Was hat Gaming mit Training zu tun? Nun auch im Training gibt es immer mehr Ansätze, den „Lernwert“ zu erhöhen und die Aufmerksamkeit zu steigern. Da spricht man dann aber weniger von Gamification, sondern meist von Action Learning in den 80ern, von Interactive Learning in den 90ern und dann nannte man es serious games Anfang 2000.  Nicht jeder neue Name brachte auch einen neuen Ansatz. Die klassischen Business Board Games wurden schon in den 60ern in der Hochschule St. Gallen eingesetzt und auch heute noch ist Prof. Fredmund Malik ein Fan von Spielen und erwarb die Rechte am klassischen Spiel vom Naturwissenschaftler  Prof Frederick Vester: Ecopolicy, dass auch auf der Konferenz einem internationalen Publikum vorgestellt wurde.  Siehe Video über Ecopolicy – Vester

Photo copyright Celemi

Business Games haben sich im Laufe der Jahre verändert und sind zielgruppengerecht aufbereitet und oft digitalisiert. Auch hier sind Spielelemente eingesetzt : die Storyline ist Business, Vertrieb, Produkteinführung. Spielelemente sind immer die wichtigen drei: Spieler, also Akteure, eine Aktion oder Handlung und Regeln.

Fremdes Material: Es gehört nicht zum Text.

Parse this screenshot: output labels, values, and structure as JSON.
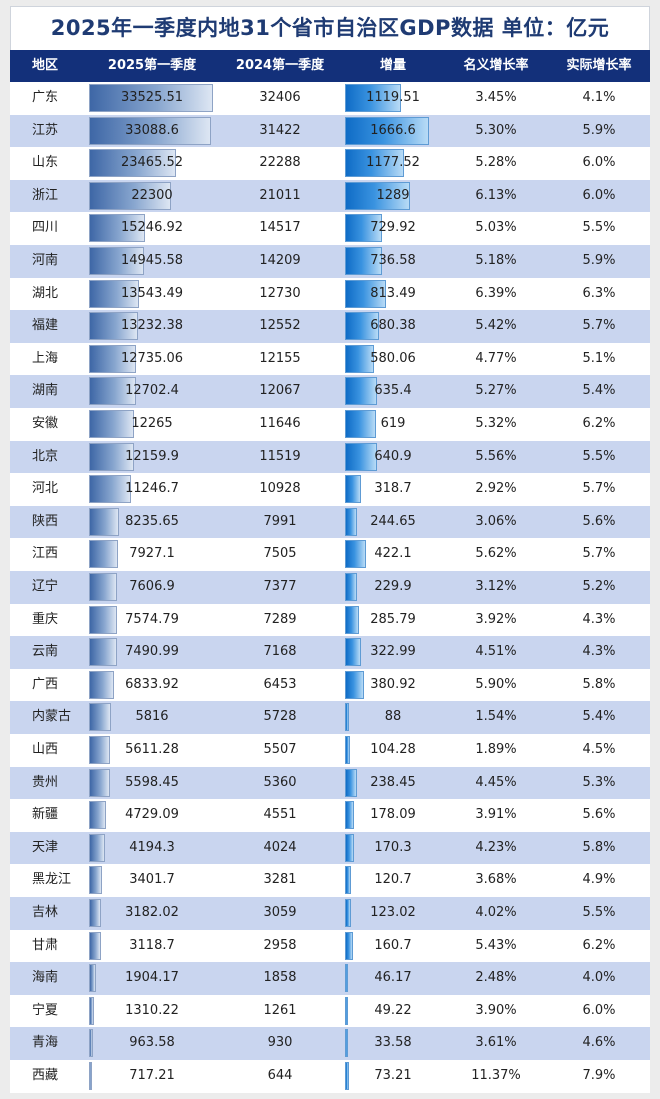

Nehmen Sie das Spiel für Vertrieb: Celemi Sales Endeavour™. Die Story ist einfach: Bei einem großen Kunden wird vom Vertrieb ein Bedarf ausgemacht. Es geht um viel Umsatz. Nun ist die Frage, wie bereitet man den Pitch vor, mit wem spricht man, wer liefert die richtigen Informationen und wen sollte man ansprechen? Drei Teams haben die gleichen Informationen am Start.  Sie arbeiten zunächst an einer Sales Strategie und interviewen mehrere Angestellte des Kunden um an mehr Informationen zu kommen.  Es bleibt spannend und nach der ersten Runde wird klar: Das Nachbarteam hat gleich den CEO angerufen und war schneller. Je nach Gruppe fängt hier schon der Debrief an, geht das so in Realität, wie gehen wir vor? Was sind unsere Erfolgsstories und haben wir eine Systematik ?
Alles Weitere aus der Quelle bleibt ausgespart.